Ingersoll, a devoted reader of Shakespeare and, ironically, the Bible, was known as the most brilliant wordsmith of his age. He mesmerized audiences with his genius for creating poetic oratory. His voice was captivating in tone, and his articulation was flawless.

Ingersoll was ahead of his time. The New York native who served as the 16th attorney general of Illinois after commanding a Union cavalry regiment in the Civil War was an outspoken abolitionist and supported voting rights for Black people and women.

But Ingersoll’s fame died with him, in 1899. It seemed he would be confined to the century that had defined him.

Even in Texas. A revival meeting was held in the early 1890s in the East Texas town that was named for Ingersoll, and it was a mighty successful one.

That week 110 people were baptized, or “born again,” in the community. It suddenly became thoroughly devout and could not suffer the indignities of living under the name of a famous agnostic.
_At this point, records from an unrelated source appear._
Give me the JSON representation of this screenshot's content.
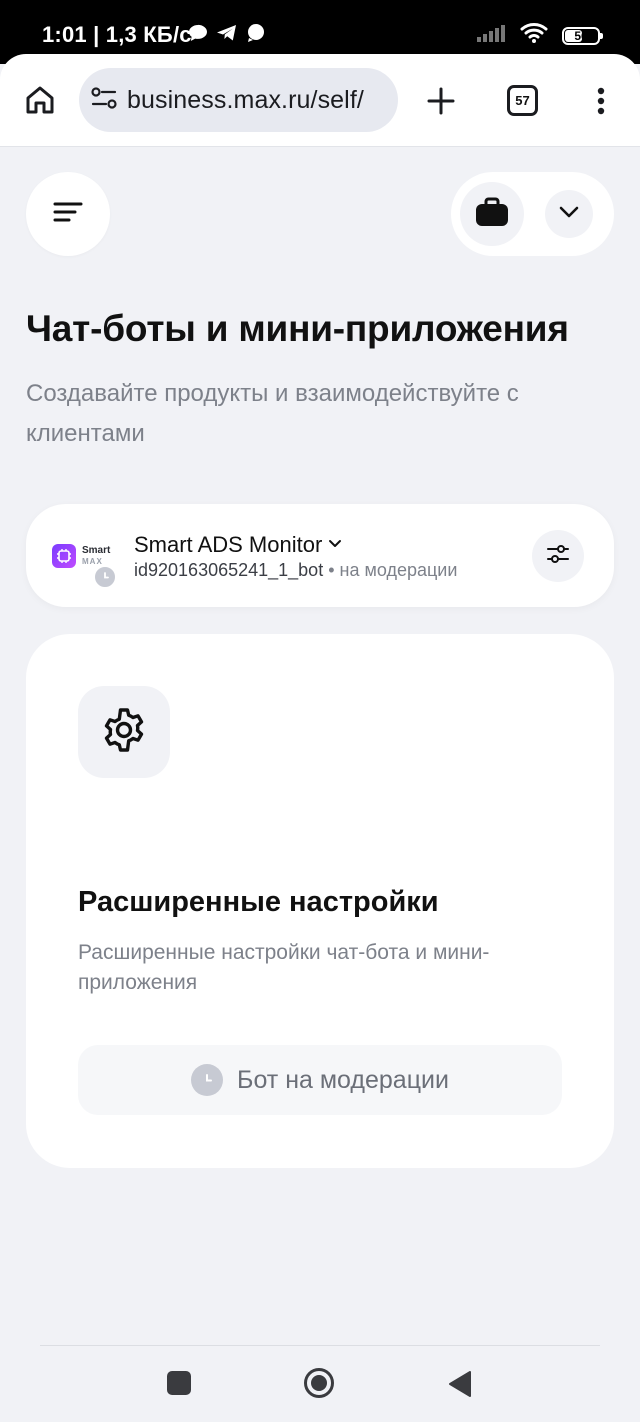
{
  "status_bar": {
    "time": "1:01 | 1,3 КБ/с",
    "battery": "56",
    "battery_level": 0.56,
    "notification_icons": [
      "chat-bubble-icon",
      "telegram-icon",
      "message-icon"
    ]
  },
  "browser": {
    "url": "business.max.ru/self/",
    "tab_count": "57"
  },
  "page": {
    "title": "Чат-боты и мини-приложения",
    "subtitle": "Создавайте продукты и взаимодействуйте с клиентами"
  },
  "bot": {
    "name": "Smart ADS Monitor",
    "id": "id920163065241_1_bot",
    "status": " • на модерации",
    "logo_text": "Smart",
    "logo_sub": "MAX"
  },
  "settings_card": {
    "title": "Расширенные настройки",
    "description": "Расширенные настройки чат-бота и мини-приложения",
    "button_label": "Бот на модерации"
  },
  "colors": {
    "background": "#f1f2f6",
    "card": "#ffffff",
    "muted_text": "#7d818a",
    "accent": "#7a3cff"
  }
}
So they agreed to rename the town Redwater, after a well that had recently been dug there was found to yield red water. Perhaps they also saw some religious significance in the name. In the Old Testament’s telling, God parted the Red Sea to save Moses and the Israelites.

That’s how Ingersoll became Redwater and one more reason that the man himself became, as The Washington Post called him in 2012, “the most famous American you never heard of.”